I, as a part time volunteer, endeavour to keep the Manual as up to date as possible - but I suspect that once the GUI changes with the Qt conversion I am likely to be unable to keep up with such major changes (I struggled recently with the Export dialog changes needed for the upcoming 3.4.0 as that involved editing a very large number of pages).
All looks clear to me on all three pages with regard to selection
The underlying problem is that some users can get confused between “selection” and “ficus” - but I find it hard ti mitigate that - - nor can I make users RTFM
When the Parameter description says " (default:unchanged) ", I think what it really means is: “Not changed by the code that calls the command”.
If we take a fictitious command as an example, let’s call it “Foo”, and it takes one optional argument “Bar”, then the auto-generated documentation might say:
Scripting Id __ Action _________ Parameters ______ Foo: ____ Does foo. ____ bool Bar (default:unchanged)
We might assume that if Bar is not enabled, then whatever Barwould effect if Bar were used, is not changed.
Unfortunately that may not be the actual case.
Even though the scripting command ignores Bar when Bar is not enabled, the actual behaviour depends on the default behaviour of Foo (the command that runs when calling the scripting command Foo:).
The act of calling the scripting command Select: without enabling the Track parameter, falls back to the default behaviour of the “Select” code, and the default behaviour is that it applies the selection to the first track.
The wiki script that automates the documentation does not know the implementation details of the commands in Audacity, so when a parameter is ignored, it assumes that the thing that the parameter refers to will be “unchanged”. Due to implementation details in Audacity, that may not be the case - the actual effect depends on how the command is implemented in Audacity.
Another change that could be made is to change the name of the “Toggle Focused Track” command to “Select(Unselect) Focused Track”. Perhaps this should be an Enhancement request.
I have worked through all three Macros pages in the 3.4.0 alpha manual and bolded references to “Selecting” where I think appropriate - and helpful (where they may aid understanding). And in most cases added links to the Selecting Audio page.
I have also tweaked a few bits of page layout to make the reading a little more digestible.
Thanks for starting this topic. I went through the thread, but unable to discern / infer (from the posts) whether you were able to write a macro for doing this.
I am quite interested in the solution as-is as well as using it as a seed for building on it for other similar functions.
My first plan was to go to the first track, perform operations, go to second track, perform operations, go to third track…. Etc., etc.
01 Select Tracks Mode=”Set” Track=”0” TrackCount=”1”
02 Select Track Start to End
03 (Perform your operations)
: (Perform your operations)
: (etc.)
0x
10 Select Tracks Mode=”Set” Track=”1” TrackCount=”1”
11 Select Track Start to End
12 (Perform your operations)
Note how Track=”increments from 0 (first track), to 1 (second track), to etc…”
While this worked it was cumbersome.

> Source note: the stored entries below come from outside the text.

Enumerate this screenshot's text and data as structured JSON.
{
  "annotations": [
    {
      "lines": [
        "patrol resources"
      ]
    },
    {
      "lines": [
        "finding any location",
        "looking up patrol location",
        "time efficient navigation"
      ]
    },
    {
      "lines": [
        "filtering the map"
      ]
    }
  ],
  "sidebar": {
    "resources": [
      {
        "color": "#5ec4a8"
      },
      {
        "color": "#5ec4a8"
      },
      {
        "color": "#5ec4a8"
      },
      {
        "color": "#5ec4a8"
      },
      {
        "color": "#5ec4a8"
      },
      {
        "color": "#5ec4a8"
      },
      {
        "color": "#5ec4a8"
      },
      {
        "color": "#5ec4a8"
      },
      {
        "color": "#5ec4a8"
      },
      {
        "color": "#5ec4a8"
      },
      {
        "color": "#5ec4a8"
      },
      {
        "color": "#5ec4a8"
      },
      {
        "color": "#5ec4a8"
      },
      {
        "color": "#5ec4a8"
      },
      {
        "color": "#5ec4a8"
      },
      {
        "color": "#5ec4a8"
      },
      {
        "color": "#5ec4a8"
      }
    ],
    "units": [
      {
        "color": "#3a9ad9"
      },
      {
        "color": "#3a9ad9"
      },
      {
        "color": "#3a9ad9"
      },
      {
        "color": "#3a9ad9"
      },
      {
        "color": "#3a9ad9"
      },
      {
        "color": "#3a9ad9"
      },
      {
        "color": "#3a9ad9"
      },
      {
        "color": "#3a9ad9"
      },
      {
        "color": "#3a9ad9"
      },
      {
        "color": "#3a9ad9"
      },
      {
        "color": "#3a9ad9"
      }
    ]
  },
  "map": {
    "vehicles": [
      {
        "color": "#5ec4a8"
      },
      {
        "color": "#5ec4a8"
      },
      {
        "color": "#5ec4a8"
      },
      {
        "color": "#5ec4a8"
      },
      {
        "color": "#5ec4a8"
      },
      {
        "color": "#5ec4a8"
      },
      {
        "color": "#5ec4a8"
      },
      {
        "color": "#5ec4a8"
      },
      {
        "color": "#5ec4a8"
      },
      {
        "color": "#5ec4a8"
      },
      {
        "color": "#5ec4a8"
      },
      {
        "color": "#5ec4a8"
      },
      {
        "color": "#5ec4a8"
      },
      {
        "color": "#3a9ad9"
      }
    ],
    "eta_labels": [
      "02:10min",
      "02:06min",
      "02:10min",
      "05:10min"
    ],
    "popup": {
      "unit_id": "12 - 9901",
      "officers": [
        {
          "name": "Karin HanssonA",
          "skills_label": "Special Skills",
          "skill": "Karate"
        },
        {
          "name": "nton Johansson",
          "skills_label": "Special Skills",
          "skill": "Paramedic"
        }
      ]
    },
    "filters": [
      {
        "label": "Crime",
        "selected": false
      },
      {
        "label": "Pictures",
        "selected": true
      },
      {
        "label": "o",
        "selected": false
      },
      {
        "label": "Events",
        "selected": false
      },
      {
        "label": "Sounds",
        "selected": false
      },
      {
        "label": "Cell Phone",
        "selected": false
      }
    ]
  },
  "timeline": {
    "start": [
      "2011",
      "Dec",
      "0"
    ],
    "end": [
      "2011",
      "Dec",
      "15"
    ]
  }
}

Looping is not available, condition checks (are you at last track?) is not available…. Etc.
So, what I elected to do was import one track at a time, do my work, then export that track and import the next.
01 Select Track Start to End
02 Stereo To Mono
03 thru 0x Filter Curves, Normalize, etc. etc.
:
:
11 Export as WAV
12 -END-
With your MACRO Manager open you select your Macro then at the bottom of the MACRO Manager there is a button labled ‘Files…’. Open it, select the audio files you want to work on, select ‘Open’ and Audacity sucks in the first file, operates on it and ‘Exports’ the result. Then, sucks in the second file, operates on it and saves the result. Then, …… etc.
Using this method I finished over 700 audio files in a little over two hours.